Wednesday, December 8, 2010

What I'm reading; what I'm thinking...

This is a device so that I don't fall off the blogging bandwagon again. As folks who stop by know, I don't do this kind of 'personal post' – not much anyway. But since I am reading, all together, several books that exercise me, I thought it would be okay to share with you. I'll take them in no particular order.

Derek Walcott was just in Toronto to read and discuss his life and work, and so I dived into the Walcott books I'd not caught up with. I'm reading Tiepolo's Hound (not for the first time, but I'd not got too far in on the previous reading...), a gorgeous book illustrated with Walcott's paintings and published by Farrar, Straus and Giroux in 2000. Having just finished a MS of sonnets, I am keen on what Walcott is doing with couplets in this book, running with alternately rhyming lines, AB AB BC BC DE DE FG FG, and so on. There are only one or two poems in my MS where I hold tight to any rhyme scheme, and one of the things I think I found out is that it works to run the unit of meaning, the 'sentence,' past the rhyme at the end of the line over into the next line. Not always, but often. Otherwise, especially if one is working with iambics, there's the danger of doggerel, sing-song, however highfalutin the sentiments. I'm watching for that here, as the poem trails about Europe and Camille Pissaro's little Caribbean island.
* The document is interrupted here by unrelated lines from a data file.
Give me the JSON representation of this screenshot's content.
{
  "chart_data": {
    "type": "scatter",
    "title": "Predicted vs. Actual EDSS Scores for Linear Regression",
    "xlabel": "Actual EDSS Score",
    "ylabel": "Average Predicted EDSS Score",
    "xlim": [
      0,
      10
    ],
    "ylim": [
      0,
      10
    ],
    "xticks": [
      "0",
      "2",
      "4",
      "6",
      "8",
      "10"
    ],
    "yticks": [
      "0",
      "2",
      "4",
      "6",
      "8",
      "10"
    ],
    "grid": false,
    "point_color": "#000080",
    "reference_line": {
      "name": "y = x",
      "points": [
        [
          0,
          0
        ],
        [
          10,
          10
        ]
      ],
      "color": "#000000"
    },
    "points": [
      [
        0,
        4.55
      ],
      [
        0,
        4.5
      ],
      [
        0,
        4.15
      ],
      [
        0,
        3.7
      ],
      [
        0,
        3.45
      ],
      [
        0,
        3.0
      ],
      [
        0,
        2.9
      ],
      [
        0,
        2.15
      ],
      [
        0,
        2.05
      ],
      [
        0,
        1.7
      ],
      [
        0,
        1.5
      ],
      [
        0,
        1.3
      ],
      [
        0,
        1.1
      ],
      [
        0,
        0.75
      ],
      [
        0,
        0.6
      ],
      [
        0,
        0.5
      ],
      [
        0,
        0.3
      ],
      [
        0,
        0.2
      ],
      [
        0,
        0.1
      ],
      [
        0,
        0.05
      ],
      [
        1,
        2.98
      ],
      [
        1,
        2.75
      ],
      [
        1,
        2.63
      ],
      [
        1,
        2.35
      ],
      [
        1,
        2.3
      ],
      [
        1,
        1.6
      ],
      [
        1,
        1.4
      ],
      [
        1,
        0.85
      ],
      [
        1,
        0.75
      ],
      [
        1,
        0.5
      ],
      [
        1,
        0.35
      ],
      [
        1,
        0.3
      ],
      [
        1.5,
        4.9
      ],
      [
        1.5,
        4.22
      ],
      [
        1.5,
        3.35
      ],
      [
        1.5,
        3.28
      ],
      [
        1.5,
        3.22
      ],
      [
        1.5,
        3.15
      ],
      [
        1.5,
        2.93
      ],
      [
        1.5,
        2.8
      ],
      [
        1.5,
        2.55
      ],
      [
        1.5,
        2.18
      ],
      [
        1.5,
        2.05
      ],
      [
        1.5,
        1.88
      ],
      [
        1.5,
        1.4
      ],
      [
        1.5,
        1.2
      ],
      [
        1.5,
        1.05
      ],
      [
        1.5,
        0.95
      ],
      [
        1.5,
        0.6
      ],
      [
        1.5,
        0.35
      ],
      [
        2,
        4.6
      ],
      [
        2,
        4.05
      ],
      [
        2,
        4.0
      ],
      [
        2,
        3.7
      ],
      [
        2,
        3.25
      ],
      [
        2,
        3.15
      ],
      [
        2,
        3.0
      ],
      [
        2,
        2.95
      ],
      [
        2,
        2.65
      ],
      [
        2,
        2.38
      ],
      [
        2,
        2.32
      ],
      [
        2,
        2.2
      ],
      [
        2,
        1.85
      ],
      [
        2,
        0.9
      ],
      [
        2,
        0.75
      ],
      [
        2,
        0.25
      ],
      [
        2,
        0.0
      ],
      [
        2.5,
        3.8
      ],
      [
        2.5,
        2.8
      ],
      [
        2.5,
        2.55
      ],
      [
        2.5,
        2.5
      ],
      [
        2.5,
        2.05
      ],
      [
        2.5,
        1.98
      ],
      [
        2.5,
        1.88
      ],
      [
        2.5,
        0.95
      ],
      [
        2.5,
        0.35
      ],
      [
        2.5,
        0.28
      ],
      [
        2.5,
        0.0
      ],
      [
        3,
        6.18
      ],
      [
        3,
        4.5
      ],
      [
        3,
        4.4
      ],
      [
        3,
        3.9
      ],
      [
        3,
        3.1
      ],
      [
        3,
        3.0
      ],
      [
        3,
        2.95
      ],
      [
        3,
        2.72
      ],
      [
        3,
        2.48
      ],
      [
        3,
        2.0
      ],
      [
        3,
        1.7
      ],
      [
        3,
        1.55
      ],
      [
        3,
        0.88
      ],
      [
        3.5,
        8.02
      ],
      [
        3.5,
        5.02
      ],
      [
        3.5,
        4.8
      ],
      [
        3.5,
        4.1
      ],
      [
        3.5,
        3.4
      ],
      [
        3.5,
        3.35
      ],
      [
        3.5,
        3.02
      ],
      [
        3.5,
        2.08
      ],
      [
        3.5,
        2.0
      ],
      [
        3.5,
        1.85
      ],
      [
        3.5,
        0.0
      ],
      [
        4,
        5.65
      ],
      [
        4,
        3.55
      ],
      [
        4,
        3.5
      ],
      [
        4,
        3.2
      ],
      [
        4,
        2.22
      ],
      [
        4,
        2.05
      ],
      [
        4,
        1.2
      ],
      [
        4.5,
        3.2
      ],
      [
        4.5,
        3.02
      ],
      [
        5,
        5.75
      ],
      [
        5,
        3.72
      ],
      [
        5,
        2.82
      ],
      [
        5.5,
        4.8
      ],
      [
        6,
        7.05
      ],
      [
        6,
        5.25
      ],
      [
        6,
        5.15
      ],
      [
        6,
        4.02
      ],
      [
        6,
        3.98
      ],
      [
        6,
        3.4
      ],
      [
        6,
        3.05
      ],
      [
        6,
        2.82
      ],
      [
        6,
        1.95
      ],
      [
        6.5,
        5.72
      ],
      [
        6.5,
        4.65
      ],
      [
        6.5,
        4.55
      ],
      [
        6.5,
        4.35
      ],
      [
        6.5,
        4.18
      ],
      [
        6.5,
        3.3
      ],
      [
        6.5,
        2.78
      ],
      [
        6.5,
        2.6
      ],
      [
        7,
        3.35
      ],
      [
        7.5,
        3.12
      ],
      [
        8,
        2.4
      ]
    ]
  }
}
I'm also wondering in and out of two books by Professor Emeritus of Comparative Literature at NYU, Timothy Reiss, a polymath if ever there was one. My pursuit is not academic. Interested in ideas of self (see sonnet, "Who loves not self, loves not..." in a recent post), I had started with Mirages of the Self, but realized that for a handle on Reiss's term, "analytico-referential," I'd need to go back to a previous work, The Discourse of Modernism. Maybe I'll keep you posted.

And I'm making my way steadily through Thomas Cahill's popular biography of Pope John XXIII, published in the Penguin Lives Series, and called just that. Pope John XXIII. Cahill, who is comfortable to read, begins with the long reach back to Peter the Apostle and the beginnings of the church, some of which makes for horrific reading. His strategy works because he eases the reader through the history, in an effort to provide Pope John XXII (and Vatican II, of course) with a broad, meaningful context. Which he manages to do. No easy task.

And finally, the inevitable detective-story-mystery thing, most recently Thomas H. Cook's Peril. Peril, especially as something which confronts small children, is something of which I have written (see title story of Pink Icing: Stories) with feeling, but I don't think that's why I remember Cook's story. (Often I forget stories in this genre within hours of closing the book.) He writes some good characters (except for the heavy-heavy, Old Man Labriola, who is unrelieved evil) and his approach to telling the story, short sections marked with the name of the character whose POV is explored therein, succeeds in moving the story forward quickly.